No me atrevo a levantarme. Gateo
sobre los pedruscos buscando un escondite cuando unas piernas me golpean en el
costado. Se me escapa un grito y bloqueo mi boca con las dos manos. El crujir
de huesos rebotando contra las rocas insinúa a mi mente la imagen grotesca del
cuerpo de Dutch retorciéndose en el suelo.
—¿Qué ha pasado? —la voz de Gloria
tiembla entre el llanto que arroja su garganta.
—¡Cállate! ¡Y deja de llorar! —Jack
habla fuerte, aunque su esfuerzo por no hacer ruido es sobrehumano.
Lo percibo a pocos pasos de
distancia, corriendo en dirección a Gloria. Su llanto cesa de golpe y se
transforma en un gemido ahogado.
Jack es fuerte, y está tan
horrorizado que no se da cuenta de lo que ha hecho a su amiga. Tampoco nota la
cabeza ensangrentada entre sus manos nervudas, el gruñido incesante que nos
acecha atrapa toda su atención.
Está tan cerca que puedo oler su
aliento a pez podrido. Me quedo rígida notándola pasar por mi lado y, aunque no
pueda verla, sé que se ha puesto en cuclillas para devorar a Dutch. Con cada
mordisco mi cuerpo tiembla. Sólo puedo escuchar el ruido de masticar carne y
romper huesos, que se reverbera entre las extensas cámaras rocosas.
La idea de suicidarme atrapa mi
mente. Pienso que abrirme la cabeza contra un canto afilado sería la muerte más
piadosa. Pero no tengo valor para intentarlo.
Desvanecidas todas mis esperanzas, me
hago un ovillo y abrazo la fría y áspera roca que ha debido asistir a tantos siglos
de horror.
Trato de imaginar que nunca hice el
viaje a Perú, que no me están engullendo las entrañas de un mundo oculto cuya
mera idea, sólo un atisbo de su existencia, enloquecería la mente más estoica.
Niego esa realidad y trato de visualizarme en el exterior, donde hay un sol y
el aire es fresco.
Entre las lágrimas me veo a mí misma
coger el avión, pasear por Lima y emprender esos senderos hacia el interior de
las selvas más recónditas, riéndome de las leyendas retorcidas que nos contaban
los lugareños cuando pasábamos por el lado de una estatua ancestral o de unos
jeroglíficos tallados en la roca.
No sé cuánto tiempo ha pasado desde
que cruzáramos los límites que marcaban las horrendas estatuas, ignorando las
advertencias de esos hombres que corrieron despavoridos.
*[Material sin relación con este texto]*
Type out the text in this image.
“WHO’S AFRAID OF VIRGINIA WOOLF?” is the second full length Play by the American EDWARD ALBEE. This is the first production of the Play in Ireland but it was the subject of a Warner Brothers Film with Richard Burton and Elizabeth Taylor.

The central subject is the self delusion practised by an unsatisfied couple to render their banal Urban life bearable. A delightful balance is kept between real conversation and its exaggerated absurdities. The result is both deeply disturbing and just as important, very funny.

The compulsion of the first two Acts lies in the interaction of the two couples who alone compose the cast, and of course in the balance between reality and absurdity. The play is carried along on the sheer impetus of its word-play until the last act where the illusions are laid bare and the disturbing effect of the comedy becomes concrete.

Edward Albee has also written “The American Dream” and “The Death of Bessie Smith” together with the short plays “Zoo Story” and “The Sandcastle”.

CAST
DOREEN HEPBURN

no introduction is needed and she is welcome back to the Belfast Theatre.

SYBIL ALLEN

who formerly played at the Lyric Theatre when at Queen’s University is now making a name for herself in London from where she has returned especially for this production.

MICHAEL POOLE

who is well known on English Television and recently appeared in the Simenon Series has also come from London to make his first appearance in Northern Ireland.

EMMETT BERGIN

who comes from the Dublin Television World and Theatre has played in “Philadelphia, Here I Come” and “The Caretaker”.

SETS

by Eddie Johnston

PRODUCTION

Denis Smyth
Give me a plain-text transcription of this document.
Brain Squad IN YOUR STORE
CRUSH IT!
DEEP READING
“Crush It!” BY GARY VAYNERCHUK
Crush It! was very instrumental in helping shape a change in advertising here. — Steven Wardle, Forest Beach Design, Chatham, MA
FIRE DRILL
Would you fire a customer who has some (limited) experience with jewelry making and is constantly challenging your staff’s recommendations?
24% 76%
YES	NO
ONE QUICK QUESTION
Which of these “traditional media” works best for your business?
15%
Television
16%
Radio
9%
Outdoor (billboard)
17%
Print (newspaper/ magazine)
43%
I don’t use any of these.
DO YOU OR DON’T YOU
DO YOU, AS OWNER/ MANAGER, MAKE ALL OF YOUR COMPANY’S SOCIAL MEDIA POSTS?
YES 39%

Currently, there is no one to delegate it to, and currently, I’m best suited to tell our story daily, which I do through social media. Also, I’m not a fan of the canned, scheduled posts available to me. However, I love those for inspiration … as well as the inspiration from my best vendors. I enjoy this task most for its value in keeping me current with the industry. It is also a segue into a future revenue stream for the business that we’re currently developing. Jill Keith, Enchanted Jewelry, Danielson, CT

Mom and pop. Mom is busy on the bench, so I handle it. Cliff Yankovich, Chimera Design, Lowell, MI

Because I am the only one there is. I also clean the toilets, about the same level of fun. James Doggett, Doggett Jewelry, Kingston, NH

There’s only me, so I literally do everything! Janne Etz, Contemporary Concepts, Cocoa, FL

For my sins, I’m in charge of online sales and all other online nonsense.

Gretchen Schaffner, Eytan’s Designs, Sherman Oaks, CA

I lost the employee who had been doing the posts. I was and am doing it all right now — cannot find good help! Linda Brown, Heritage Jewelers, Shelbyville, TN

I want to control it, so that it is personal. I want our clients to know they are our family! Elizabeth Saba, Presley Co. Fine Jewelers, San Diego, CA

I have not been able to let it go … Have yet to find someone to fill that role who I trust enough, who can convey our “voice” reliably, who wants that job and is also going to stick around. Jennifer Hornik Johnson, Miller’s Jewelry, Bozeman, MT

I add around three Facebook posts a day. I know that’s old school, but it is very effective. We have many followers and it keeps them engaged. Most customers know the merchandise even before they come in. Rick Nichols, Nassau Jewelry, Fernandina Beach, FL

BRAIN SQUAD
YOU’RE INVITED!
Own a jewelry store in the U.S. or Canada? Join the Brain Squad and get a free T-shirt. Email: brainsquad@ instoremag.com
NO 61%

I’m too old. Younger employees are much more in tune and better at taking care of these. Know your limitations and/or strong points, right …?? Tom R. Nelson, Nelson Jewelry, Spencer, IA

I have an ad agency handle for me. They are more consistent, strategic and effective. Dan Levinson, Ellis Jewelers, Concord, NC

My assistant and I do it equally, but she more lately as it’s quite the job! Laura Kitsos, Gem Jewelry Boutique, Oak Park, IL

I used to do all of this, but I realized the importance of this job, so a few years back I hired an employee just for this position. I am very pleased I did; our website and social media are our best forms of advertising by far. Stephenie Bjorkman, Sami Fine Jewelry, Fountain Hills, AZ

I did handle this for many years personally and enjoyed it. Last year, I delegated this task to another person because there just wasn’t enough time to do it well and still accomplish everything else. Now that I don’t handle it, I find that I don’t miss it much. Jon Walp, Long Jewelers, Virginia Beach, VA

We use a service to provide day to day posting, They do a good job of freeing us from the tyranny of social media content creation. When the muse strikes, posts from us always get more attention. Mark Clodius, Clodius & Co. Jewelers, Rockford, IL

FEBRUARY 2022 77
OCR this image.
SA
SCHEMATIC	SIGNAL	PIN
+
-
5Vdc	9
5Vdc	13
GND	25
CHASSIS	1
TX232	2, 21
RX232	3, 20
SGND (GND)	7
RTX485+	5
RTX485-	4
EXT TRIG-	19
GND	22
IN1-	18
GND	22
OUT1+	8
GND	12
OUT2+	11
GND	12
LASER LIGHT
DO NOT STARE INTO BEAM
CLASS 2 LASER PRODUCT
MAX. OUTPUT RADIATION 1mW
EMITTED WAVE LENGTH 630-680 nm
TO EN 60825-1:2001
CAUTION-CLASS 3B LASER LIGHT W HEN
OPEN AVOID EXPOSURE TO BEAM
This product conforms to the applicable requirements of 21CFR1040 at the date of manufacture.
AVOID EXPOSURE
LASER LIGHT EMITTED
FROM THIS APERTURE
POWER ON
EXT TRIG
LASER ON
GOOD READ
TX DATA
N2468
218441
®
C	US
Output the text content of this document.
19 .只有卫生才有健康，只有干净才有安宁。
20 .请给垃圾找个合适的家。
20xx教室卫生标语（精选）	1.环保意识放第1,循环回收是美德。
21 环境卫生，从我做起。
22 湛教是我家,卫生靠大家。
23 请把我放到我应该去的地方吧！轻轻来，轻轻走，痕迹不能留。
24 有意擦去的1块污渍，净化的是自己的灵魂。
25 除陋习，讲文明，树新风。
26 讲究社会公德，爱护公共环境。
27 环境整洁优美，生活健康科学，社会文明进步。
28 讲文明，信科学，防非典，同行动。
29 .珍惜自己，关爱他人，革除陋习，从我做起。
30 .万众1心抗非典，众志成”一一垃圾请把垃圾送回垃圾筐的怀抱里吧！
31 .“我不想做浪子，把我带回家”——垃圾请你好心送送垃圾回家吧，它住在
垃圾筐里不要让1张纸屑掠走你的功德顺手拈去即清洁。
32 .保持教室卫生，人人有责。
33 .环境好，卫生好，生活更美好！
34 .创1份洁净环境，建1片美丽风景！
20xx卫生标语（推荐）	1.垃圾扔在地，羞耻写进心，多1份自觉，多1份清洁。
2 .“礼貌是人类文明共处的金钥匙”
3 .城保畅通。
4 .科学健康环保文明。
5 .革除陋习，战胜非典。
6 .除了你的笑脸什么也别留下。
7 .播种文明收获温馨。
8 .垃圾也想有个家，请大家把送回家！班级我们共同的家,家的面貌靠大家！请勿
Deberíamos haberlos
seguido. Pero nuestra osadía nos llevó al interior de la caverna, y cuando nos
quedamos sepultados, sólo pudimos contar dos días hasta que nuestros aparatos
electrónicos nos fueran abandonando.
En las primeras horas… no quisimos
movernos del sitio. La idea de adentrarnos más en la caverna nos hacía temblar.
Así que esperamos un rescate. Pero empezó a faltarnos el oxígeno, se nos acabó
el agua y la comida, y algunos se pusieron irascibles. La absoluta oscuridad
que nos privaba de la vista también nos produjo delirios.
Voces amigas que había escuchado
escasos momentos antes, ya no volvieron a sonar. El tiempo y los espacios se
distorsionaron.
Y en algún momento se desató el caos.
Algunos bajaron hacia las
profundidades de la caverna, esperando encontrar un río subterráneo. Otros
cogieron túneles que se desviaban… hacia el vacío.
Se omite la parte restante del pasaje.